Auf seinen Reisen sah Sargeras jedoch immer wieder Verderbnis und Zerstörung. Als er eine Weltenseele fand, die von den Alten Göttern befallen war, glaubte er den Warnungen der Nathrezim: Die Leere könne aus einer verdorbenen Weltenseele einen Titanen formen, der den Kosmos unterwirft. Sargeras zerstörte die Welt samt ihrer schlummernden Seele.
Eine Antwort ohne Leben
Aus dieser Tat zog Sargeras einen schrecklichen Schluss. Wenn eine verdorbene Weltenseele das Ende aller Dinge bedeuten könnte, dann sei ein toter Kosmos besser als ein von der Leere beherrschter. Seine Angst richtete sich auf eine reale Gefahr, doch sie wurde zur Erlaubnis, jeder Welt ihr Recht auf Zukunft zu nehmen.
Das Pantheon widersprach ihm. Sargeras verließ seine Gefährten, zerschlug Mardum und band die dort befreiten Dämonen an seinen Willen. Aus dem Kerker des Chaos wurde die Armee seiner Säuberung: die Brennende Legion. Auf Argus gewann er Kil'jaeden und Archimonde, während Velen mit den Draenei floh.
Der Weg nach Azeroth
Azeroths Weltenseele wurde zum Mittelpunkt von Sargeras' Plänen. Im Krieg der Ahnen versuchte die Legion, durch den Brunnen der Ewigkeit in die Welt zu treten. Der Widerstand von Nachtelfen, Drachen und ihren Verbündeten schloss den Weg. Später nutzte Sargeras die Niederlage seines Avatars, um einen Teil seines Geistes in Aegwynn zu verbergen und durch Medivh schließlich das Dunkle Portal zu öffnen.

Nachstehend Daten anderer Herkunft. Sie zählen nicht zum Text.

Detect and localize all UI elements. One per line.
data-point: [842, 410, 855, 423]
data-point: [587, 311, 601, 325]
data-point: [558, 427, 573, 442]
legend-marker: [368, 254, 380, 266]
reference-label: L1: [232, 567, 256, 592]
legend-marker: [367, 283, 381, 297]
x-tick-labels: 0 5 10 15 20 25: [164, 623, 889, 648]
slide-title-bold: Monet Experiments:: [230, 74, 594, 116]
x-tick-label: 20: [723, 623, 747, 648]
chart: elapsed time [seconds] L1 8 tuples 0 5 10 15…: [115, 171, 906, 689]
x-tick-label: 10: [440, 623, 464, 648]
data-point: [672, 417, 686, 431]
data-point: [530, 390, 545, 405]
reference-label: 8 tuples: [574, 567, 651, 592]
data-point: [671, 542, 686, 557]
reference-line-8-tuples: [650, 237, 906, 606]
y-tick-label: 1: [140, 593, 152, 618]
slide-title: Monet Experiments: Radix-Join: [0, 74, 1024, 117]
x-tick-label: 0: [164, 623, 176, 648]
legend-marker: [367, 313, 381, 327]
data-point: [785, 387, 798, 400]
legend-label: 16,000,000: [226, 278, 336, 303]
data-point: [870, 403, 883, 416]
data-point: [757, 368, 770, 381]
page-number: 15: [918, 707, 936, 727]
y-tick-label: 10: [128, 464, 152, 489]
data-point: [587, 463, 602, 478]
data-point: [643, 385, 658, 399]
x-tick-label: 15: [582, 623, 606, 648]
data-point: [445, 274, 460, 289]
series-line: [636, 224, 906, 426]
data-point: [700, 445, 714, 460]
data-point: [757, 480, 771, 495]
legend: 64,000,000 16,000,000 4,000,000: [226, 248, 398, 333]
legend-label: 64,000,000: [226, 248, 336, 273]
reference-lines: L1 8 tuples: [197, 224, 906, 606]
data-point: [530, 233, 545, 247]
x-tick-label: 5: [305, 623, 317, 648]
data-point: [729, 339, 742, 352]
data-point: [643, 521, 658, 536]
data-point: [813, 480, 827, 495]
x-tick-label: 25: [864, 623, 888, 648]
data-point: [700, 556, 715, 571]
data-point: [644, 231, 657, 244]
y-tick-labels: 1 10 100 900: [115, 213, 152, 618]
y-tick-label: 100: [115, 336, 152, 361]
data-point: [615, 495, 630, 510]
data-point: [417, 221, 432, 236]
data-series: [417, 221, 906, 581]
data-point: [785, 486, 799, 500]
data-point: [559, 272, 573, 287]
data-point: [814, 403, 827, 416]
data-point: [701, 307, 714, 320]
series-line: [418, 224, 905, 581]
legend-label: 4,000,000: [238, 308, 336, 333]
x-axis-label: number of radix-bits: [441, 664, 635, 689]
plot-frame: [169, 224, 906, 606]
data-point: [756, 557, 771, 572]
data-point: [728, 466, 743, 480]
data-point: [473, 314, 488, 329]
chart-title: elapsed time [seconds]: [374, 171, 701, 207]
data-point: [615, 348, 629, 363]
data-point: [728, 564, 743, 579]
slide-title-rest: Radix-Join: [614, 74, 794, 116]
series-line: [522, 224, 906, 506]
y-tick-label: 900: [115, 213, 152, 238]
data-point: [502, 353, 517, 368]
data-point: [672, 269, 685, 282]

So erreichte Sargeras Azeroth nicht mit seinem ganzen Körper, aber mit Armeen, Kulten und den Folgen eines Kriegs nach dem anderen. Sein Einfluss zwang Sterbliche nie nur durch rohe Gewalt. Er bot auch Macht, Schutz oder Gewissheit an und machte daraus Werkzeuge, die sich selbst für Handelnde hielten.
Das Schwert in Silithus
Während der dritten Legioninvasion brachen Azeroths Streiter den Feldzug auf Argus. Die Titanen banden Sargeras am Sitz des Pantheons. Im Moment seiner Niederlage stieß er sein Schwert in Silithus. Die Wunde verletzte Azeroth und machte Azerit zu einem Auslöser neuer Konflikte.
Sargeras bleibt nicht deshalb eine warnende Figur, weil seine Furcht erfunden war. Er wurde zum Zerstörer, weil er keine andere Antwort als Vernichtung gelten ließ. Wer Leben vor einer möglichen Zukunft retten will, indem er jedes gegenwärtige Leben opfert, hat den Begriff von Rettung bereits verloren.